The Marshalls, Wheatley Heights
There’s plenty to be said for retirement planning. But truth is, sometimes stuff happens, like the unexpected early retirement.
Deanna Marshall, the former director of Suffolk County’s Office of Women's Services, was laid off in 2011 when her job was eliminated. A year later she had a stroke/aneurysm bleed in the brain, and could no longer look for a job. She retired at 62. The next year her husband, Simon, her caretaker, had a car accident and was put in an induced coma at 63. He retired from his job as an alcoholism and substance abuse counselor.
They were blindsided. Today, the couple, both 68, continue to adjust. “We were not prepared for the unexpected,” says Deanna.
They both get Social Security, and Deanna has two pensions. “We learned from budgeting that we could make early retirement work,” says Deanna. They spend less on clothes, lunch, gas and takeout food.
It’s not easy with their fixed income. “Our property taxes are more than $10,000 a year. We looked at moving south, because doing so would probably mean we could pay $8,000 less in taxes, at least. We could sell our house and buy a house down south and have no mortgage.”
The Marshalls haven’t made a definite decision to relocate. They have deep roots here. For now, they’re taking it one day at a time.
The Calvos, Miller Place
Patrick Calvo is 73 and satisfied. In his 50s he stopped working as a self-employed master hair colorist. Until 2007, he worked at retailers like Century 21 and Home Depot. But for nearly two years now he’s found his niche working part-time for Rover, a dog-sitting app. He loves dogs and, just as important, he loves talking to their owners. Patrick and his wife, Danielle, 72, have Roxanne, their mixed-breed dog, but there’s always room at their home on 2 acres of land.
Danielle works full time for a car possession company and hasn’t decided when she will retire. She handles feeding the dogs, and Patrick does the rest. “I like talking to them,” he says.
He likes, too, that through Rover he can work as much or as little as he wants. “I still have freedom, and Rover helps supplement my income, so I don’t have to deny myself things.” He also receives a set amount of money each month from his lifetime annuity.
Has retirement crimped their lifestyle? Hardly. The couple recently returned from one of their jaunts to South Beach, Florida, to soak up the sun. Jokes Patrick, “I’m spending it all. I’m saving for no one.”
Avoid these 3 money missteps
“We’re living longer and longer. Care must be given to protecting our assets, as well as our independence and dignity as we age,” says Jeffrey Greener, a partner in the trusts and estates practice group at Rivkin Radler in Uniondale.
That means there’s little room for financial mistakes when you’re retired. There’s plenty that can knock your retirement plan off course. Here are three critical missteps.
Keeping the bank of mom and dad open
It’s time Johnny and Jane grew up. Cut the financial umbilical cord. If your heart feels soft, remember, it’s your job as a parent to prepare them to stand on their own two feet; realize you won’t be here forever.

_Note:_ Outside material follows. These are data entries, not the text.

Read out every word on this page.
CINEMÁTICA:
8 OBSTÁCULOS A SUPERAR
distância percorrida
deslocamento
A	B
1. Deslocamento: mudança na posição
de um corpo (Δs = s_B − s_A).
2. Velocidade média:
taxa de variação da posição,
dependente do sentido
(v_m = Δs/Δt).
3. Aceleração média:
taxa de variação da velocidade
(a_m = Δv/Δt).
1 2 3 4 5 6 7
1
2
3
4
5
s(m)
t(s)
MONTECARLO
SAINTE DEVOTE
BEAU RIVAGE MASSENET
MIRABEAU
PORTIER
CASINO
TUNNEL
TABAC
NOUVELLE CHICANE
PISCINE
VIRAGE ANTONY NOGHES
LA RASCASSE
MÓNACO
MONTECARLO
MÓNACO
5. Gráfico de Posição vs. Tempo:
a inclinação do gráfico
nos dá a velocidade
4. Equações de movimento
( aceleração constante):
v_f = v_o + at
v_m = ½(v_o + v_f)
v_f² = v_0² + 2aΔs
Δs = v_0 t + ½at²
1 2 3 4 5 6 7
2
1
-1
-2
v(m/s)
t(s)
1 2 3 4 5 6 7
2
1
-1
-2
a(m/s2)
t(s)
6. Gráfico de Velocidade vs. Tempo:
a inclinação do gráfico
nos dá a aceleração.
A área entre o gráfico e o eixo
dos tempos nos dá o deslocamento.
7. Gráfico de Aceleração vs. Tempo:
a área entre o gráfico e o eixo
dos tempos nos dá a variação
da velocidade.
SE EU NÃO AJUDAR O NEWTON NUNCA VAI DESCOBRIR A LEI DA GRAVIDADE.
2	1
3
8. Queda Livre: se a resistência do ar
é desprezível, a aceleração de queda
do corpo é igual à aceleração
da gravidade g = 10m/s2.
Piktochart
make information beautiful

Underestimating the cost of health care
In a recent study, Fidelity Investments projected that a healthy couple can expect to spend more than $275,000 on health care in retirement. Have a plan for how you will handle medical expenses and evaluate if you want to go a step further and get a long-term care policy.
Misunderstanding Social Security claiming strategies
Just because you become eligible for Social Security doesn’t necessarily mean you should take it. Talk to a financial adviser about when is the best time for you to begin drawing benefits. Tapping too early can have long-term negative consequences.